By validating these effects with scientific rigour, Qognetix is laying the groundwork for a new class of synthetic systems — ones that think, adapt, and sometimes even fail, for the same reasons nature does.

Closing Line and Summary

Scientific progress often begins at the moment when a system behaves in a way we didn’t predict. For BioSynapStudio, that moment came when a mathematically perfect neuron began to show the same imperfections as a biological one — bursting, rebounding, and doublet spiking, all born from shifts in ionic balance.

These weren’t programming tricks or numerical artefacts.
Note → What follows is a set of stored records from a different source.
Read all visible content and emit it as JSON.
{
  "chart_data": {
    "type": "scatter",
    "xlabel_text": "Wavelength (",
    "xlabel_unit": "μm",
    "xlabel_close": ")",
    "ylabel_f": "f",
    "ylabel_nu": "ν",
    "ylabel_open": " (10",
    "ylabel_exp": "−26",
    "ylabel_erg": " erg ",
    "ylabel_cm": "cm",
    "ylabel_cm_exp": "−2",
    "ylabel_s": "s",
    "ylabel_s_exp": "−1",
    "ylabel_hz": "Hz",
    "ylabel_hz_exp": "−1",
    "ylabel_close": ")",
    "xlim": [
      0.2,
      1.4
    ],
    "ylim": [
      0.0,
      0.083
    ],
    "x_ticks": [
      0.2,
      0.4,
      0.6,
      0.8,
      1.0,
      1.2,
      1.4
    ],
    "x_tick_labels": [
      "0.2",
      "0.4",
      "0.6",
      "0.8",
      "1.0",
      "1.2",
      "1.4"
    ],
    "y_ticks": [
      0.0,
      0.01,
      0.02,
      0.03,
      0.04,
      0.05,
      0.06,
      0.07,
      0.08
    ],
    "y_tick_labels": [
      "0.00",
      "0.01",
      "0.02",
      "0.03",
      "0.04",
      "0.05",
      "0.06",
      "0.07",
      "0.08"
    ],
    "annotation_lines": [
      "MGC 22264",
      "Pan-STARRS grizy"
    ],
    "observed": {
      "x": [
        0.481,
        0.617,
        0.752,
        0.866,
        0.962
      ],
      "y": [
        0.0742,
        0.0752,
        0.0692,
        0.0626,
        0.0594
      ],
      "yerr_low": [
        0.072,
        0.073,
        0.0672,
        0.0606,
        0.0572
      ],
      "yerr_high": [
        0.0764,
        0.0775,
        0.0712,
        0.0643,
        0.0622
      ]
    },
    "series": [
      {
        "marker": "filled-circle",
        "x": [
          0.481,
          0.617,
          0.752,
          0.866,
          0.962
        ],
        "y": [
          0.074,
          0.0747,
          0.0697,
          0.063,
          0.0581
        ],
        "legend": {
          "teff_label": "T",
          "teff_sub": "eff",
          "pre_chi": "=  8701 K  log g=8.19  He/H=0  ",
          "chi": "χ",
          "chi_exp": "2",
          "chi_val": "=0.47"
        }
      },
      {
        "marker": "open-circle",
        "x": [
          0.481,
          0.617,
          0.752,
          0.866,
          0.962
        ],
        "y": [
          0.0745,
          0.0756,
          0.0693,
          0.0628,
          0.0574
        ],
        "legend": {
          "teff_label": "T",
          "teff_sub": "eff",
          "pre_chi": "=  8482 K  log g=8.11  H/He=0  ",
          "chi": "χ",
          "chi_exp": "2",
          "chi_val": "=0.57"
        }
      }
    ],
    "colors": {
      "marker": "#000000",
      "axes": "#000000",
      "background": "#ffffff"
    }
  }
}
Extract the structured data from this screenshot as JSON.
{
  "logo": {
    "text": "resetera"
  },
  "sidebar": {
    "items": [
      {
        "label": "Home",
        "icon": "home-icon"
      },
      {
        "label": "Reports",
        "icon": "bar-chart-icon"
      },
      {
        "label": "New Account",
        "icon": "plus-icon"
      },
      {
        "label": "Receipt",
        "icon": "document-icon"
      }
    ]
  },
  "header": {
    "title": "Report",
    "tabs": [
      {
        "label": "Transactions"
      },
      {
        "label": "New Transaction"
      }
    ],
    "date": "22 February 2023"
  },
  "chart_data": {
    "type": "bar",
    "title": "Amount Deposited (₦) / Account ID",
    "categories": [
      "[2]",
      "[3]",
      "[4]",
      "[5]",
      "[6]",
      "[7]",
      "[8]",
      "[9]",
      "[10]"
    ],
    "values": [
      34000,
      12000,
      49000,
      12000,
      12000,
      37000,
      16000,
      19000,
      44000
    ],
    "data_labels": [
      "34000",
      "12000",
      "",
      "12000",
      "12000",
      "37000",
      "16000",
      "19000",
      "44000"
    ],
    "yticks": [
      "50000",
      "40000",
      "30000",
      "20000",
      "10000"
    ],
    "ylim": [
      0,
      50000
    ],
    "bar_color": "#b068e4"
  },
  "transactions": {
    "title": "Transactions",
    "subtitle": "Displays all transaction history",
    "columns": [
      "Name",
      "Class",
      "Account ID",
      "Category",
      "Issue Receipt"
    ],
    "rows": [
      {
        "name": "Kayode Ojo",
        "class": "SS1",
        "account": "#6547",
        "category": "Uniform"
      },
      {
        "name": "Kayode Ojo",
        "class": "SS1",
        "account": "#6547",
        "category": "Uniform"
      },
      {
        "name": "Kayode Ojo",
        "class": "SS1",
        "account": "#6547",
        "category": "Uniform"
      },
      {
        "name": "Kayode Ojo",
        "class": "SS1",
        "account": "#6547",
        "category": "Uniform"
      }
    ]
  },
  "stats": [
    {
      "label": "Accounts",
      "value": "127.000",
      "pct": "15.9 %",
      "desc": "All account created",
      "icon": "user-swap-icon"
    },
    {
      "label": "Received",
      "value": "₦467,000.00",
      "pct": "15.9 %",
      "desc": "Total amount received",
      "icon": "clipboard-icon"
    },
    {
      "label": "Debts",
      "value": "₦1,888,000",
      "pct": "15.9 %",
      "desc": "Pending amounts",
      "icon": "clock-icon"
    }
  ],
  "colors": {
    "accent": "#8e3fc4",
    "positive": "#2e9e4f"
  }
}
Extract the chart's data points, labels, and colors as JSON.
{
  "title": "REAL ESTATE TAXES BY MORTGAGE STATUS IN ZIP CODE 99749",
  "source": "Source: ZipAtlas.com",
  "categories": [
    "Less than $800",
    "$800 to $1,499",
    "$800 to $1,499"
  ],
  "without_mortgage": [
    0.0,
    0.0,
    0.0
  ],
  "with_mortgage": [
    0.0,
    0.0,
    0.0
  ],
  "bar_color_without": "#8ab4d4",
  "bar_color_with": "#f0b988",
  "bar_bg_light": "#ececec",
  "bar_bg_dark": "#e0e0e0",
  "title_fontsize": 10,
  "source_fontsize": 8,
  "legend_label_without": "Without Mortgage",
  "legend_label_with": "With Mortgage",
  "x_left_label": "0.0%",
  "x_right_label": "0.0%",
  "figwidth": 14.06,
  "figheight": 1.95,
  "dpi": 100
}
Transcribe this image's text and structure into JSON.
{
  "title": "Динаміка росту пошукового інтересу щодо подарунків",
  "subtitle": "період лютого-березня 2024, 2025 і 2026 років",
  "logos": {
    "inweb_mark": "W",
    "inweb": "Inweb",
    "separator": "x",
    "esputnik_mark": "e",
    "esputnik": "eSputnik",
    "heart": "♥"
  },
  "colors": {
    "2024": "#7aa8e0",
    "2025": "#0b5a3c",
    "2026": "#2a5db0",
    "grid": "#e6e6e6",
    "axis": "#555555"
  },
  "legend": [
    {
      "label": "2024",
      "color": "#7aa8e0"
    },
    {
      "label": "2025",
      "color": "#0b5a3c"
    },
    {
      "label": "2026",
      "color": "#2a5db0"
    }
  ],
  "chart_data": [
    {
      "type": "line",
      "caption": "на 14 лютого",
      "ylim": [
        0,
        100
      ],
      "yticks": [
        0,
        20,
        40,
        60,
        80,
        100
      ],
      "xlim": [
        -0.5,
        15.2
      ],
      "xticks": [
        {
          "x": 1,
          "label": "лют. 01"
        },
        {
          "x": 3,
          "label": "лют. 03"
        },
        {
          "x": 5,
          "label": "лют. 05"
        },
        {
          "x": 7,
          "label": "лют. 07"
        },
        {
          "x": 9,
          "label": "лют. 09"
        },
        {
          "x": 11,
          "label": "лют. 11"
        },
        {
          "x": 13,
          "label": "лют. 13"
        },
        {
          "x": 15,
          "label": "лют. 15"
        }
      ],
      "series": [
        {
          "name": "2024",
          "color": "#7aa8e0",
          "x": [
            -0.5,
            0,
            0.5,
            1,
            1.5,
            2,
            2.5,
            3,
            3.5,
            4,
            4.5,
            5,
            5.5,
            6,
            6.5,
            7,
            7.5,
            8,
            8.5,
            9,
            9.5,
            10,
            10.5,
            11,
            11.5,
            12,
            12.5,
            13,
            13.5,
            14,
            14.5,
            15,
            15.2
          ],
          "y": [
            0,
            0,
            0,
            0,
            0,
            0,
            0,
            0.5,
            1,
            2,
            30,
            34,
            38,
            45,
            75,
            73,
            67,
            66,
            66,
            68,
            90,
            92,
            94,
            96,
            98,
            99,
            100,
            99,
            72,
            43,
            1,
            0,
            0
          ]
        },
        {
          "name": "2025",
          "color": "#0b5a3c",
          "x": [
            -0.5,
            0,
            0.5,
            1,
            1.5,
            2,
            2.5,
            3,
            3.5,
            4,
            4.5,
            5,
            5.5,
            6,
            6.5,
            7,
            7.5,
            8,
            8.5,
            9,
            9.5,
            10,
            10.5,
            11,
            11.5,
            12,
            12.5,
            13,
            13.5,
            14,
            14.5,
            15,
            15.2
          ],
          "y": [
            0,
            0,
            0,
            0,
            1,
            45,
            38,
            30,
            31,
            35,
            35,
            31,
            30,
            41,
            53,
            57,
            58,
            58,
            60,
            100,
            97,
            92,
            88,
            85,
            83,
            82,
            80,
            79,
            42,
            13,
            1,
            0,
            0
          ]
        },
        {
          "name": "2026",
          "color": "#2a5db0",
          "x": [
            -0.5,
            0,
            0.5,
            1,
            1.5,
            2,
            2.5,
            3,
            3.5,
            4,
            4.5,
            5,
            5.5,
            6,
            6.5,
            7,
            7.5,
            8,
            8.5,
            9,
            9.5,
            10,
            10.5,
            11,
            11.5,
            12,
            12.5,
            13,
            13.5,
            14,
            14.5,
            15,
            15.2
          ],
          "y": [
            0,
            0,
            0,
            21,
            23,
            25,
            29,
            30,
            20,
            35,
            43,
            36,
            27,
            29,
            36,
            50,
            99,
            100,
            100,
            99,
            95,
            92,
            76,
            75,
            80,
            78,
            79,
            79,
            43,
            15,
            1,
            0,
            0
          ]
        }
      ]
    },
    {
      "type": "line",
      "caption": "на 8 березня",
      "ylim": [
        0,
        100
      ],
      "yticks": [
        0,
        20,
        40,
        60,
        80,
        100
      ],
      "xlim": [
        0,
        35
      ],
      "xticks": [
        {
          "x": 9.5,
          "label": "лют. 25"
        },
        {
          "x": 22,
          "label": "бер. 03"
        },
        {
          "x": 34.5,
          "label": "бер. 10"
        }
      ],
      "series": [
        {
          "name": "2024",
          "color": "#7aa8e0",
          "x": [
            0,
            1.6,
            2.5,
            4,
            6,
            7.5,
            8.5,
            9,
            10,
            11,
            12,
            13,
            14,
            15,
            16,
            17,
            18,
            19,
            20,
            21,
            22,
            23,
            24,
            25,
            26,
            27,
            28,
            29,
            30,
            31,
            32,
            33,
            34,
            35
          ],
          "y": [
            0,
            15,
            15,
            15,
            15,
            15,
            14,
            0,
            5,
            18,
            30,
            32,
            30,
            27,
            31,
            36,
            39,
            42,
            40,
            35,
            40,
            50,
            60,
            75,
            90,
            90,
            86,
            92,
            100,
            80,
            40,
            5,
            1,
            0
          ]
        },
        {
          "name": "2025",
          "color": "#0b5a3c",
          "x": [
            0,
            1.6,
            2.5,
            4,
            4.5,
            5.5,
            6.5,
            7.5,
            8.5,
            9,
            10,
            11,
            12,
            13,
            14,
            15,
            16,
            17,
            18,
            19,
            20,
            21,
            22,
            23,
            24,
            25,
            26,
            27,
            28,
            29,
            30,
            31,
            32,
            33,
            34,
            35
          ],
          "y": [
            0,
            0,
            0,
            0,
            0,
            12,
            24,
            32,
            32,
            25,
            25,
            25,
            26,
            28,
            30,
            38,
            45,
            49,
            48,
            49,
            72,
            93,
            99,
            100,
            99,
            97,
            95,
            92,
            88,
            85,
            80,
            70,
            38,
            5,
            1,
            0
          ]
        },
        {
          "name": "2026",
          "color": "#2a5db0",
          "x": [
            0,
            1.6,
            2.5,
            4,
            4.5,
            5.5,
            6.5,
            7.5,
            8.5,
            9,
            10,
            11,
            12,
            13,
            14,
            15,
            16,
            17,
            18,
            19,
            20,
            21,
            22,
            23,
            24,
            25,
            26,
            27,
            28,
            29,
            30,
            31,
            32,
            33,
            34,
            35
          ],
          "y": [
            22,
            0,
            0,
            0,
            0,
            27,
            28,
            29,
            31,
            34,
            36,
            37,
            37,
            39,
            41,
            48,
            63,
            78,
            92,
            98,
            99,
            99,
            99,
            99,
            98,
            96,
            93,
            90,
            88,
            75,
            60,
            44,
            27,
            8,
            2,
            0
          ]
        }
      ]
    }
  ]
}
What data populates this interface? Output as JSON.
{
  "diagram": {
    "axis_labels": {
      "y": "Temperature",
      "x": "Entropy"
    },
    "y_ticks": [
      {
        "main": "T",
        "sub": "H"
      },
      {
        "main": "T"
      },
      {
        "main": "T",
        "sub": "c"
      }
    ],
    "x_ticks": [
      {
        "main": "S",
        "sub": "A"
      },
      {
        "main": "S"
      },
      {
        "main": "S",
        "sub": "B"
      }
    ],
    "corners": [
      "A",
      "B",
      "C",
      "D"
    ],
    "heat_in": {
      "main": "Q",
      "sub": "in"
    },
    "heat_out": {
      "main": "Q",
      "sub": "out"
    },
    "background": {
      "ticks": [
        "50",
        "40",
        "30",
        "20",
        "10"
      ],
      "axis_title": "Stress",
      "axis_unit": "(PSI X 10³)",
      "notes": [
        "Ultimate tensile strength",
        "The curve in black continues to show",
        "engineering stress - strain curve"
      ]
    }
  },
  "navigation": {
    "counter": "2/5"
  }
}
They were the natural consequences of biophysics expressed through a solver built to preserve, rather than suppress, instability. By allowing those instabilities to emerge, the model begins to reflect something fundamental about life itself: that complexity and vulnerability are two sides of the same coin.

When a synthetic neuron can fail for the same reasons a biological one does, it’s not just accurate — it’s alive in the only way a computation can be. It’s responding to the same physics that govern reality.

BioSynapStudio doesn’t simulate life; it rehearses it — faithfully, repeatably, and with just enough imperfection to remind us what makes biology remarkable.